In these circumstances, the appellant submits that the demand of CE duty cannot sustain.

The Revenue representative chose to reiterate the findings of the adjudicating authority.

The Bench observed -

++ It is seen that the revenue has undertaken two parallel proceedings in respect of the same transaction. On the one hand, they have treated the entire transaction as Business Support Services rendered by M/s SRPL and has accordingly confirmed the Service Tax demand and on the other they are treating the transaction as an excise transaction and on the same consideration received, excise duty demand of Rs.4.6 crore (approx.) has been confirmed.

++ The transaction cannot amount to both service and manufacture and sale at the same time; it can be only one of the two. On this very ground alone, the impugned order cannot be prima facie sustained.
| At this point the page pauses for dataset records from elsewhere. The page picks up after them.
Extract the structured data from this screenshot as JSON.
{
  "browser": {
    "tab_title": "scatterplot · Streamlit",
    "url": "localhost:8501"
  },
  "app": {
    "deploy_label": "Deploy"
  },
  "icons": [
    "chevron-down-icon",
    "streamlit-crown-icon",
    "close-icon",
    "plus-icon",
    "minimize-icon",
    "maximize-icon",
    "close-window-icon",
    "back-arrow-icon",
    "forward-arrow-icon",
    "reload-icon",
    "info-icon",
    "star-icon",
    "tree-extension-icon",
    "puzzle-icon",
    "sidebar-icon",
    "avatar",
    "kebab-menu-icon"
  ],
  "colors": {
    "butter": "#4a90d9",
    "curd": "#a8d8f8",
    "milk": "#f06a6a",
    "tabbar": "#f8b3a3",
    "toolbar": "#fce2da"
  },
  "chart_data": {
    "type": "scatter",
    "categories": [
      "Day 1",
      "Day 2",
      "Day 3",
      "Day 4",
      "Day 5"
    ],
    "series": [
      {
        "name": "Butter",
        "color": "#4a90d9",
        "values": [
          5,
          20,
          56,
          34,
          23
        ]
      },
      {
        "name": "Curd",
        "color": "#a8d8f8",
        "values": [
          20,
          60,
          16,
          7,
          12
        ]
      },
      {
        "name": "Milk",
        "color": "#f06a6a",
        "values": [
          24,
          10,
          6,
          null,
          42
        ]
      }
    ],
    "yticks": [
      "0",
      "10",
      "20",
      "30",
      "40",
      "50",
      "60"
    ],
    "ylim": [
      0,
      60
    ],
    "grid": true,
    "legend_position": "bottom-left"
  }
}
++ Further, there is no evidence available on record with regard to the receipt of the consideration by the main appellant M/s FTPL and all the C&F Agents and Directors of the main appellant M/s FTPL have denied having received any money.

++ Similarly, in the case of transaction with Rajendra Trading Company in the jurisdiction of Aurangabad Commissionerate, the Revenue has taken a view that the duty demand is not sustainable.

Holding that the appellants have made out a strong case in their favour, the Bench granted unconditional waiver from pre-deposit of the adjudged dues and stayed the recovery.

In passing : Any which way you look at it, victory is a distinct possibility!Perhaps both the orders were accepted as legal &proper by the Committee for they were in favour of Revenue!